El proyecto de ley de reajuste del sector público acordado por el gobierno de Gabriel Boric con la mayoría de agrupaciones incluye un aumento salarial del 3,4% en dos tramos: 2% desde diciembre de 2025 y 1,4% desde junio de 2026, sin alza real dada la inflación. Sin embargo, al final del protocolo se agregaron disposiciones que limitan la no renovación de contratas o su modificación en condiciones distintas en subsecretarías, servicios públicos, delegaciones presidenciales, universidades estatales y municipalidades, requiriendo actos administrativos fundados en criterios objetivos.
Funcionarios con al menos dos años de servicio continuo podrán reclamar vicios de legalidad ante la Contraloría, salvo si optan por la vía judicial. Además, se regula el personal de asesoría directa en gabinetes de altas autoridades, estableciendo causales de cese y mecanismos de transparencia.
El comando de Kast reaccionó fuertemente. Arturo Squella afirmó que 'ese artículo rompe o pone en riesgo las confianzas que son tan importantes en esta etapa' y calificó la norma como 'impresentable' por intentar amarrar contrataciones. Agregó que si el gobierno persevera, 'no se podría construir nada' post-11 de marzo. El diputado republicano Agustín Romero la tildó de 'fraude' que rigidiza la administración para mantener 'infiltrado al Estado con sus operadores políticos'.
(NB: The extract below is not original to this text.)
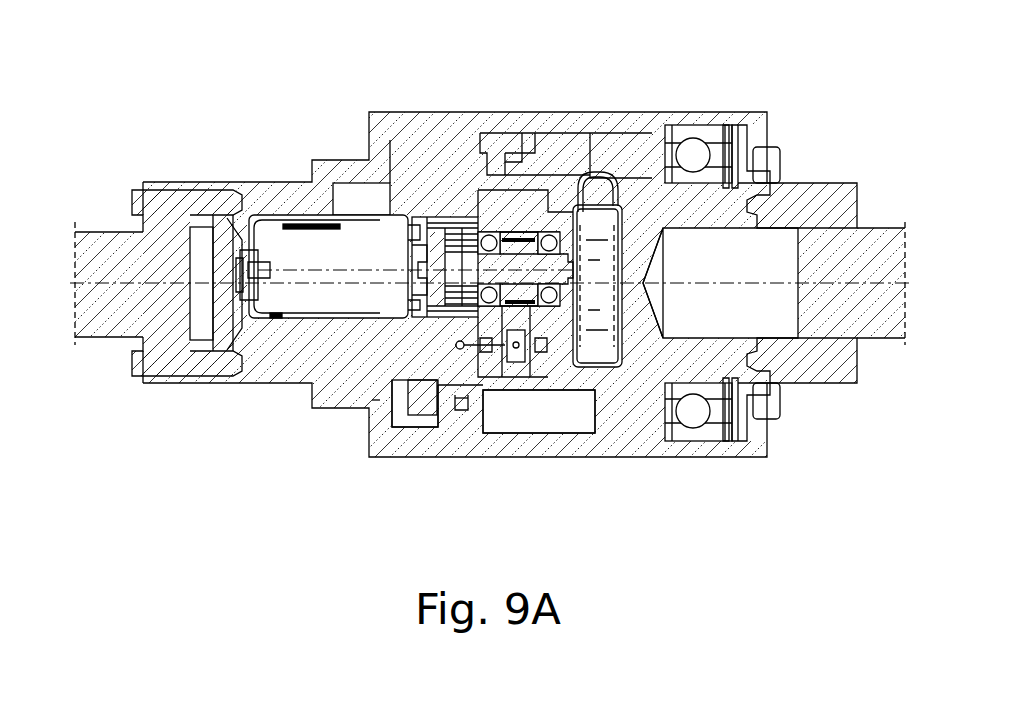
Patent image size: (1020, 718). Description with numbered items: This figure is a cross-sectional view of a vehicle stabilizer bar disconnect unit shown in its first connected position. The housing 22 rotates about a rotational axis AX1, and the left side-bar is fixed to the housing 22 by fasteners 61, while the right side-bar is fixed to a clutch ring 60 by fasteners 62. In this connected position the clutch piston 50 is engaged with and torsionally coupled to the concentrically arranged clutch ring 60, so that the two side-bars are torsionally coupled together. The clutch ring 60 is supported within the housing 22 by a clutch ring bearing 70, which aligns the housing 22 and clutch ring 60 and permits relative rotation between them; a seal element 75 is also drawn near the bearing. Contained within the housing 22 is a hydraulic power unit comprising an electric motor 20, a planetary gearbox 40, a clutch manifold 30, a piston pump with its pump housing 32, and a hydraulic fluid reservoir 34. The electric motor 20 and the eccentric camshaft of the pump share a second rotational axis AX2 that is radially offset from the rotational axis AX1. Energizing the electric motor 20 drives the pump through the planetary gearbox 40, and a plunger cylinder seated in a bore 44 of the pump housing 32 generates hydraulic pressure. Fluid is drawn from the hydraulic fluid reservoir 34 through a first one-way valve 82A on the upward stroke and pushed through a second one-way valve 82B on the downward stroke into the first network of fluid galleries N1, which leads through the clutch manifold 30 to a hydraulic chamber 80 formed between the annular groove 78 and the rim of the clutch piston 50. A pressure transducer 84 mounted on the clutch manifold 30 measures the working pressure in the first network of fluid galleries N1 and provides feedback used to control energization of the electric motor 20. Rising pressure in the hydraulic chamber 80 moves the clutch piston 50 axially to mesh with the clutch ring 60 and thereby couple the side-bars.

Desde la UDI, diputados anunciaron rechazo, argumentando que busca asegurar permanencia de vinculados políticamente al oficialismo. El Ministerio del Trabajo explicó que 'no cambia las reglas actuales: formaliza en la ley lo que hoy ha sido discutido o incorporado a través de instrucciones ministeriales, dictámenes de Contraloría y fallos judiciales'. José Pérez, de la Anef, la defendió como respuesta a demandas históricas por estabilidad laboral.
Paralelamente, surgieron críticas por financiamiento: el reajuste cuesta US$1.500 millones, pero solo US$600 millones están provisionados en el presupuesto, según diputados como Frank Sauerbaum (RN). El ministro de Hacienda, Nicolás Grau, aseguró que estará financiado.
Estos roces se suman a intercambios por derechos de las mujeres, donde la ministra Antonia Orellana criticó al Partido Republicano y el retorno de la Primera Dama, respondido por Squella pidiendo cuidado en declaraciones de ministros salientes.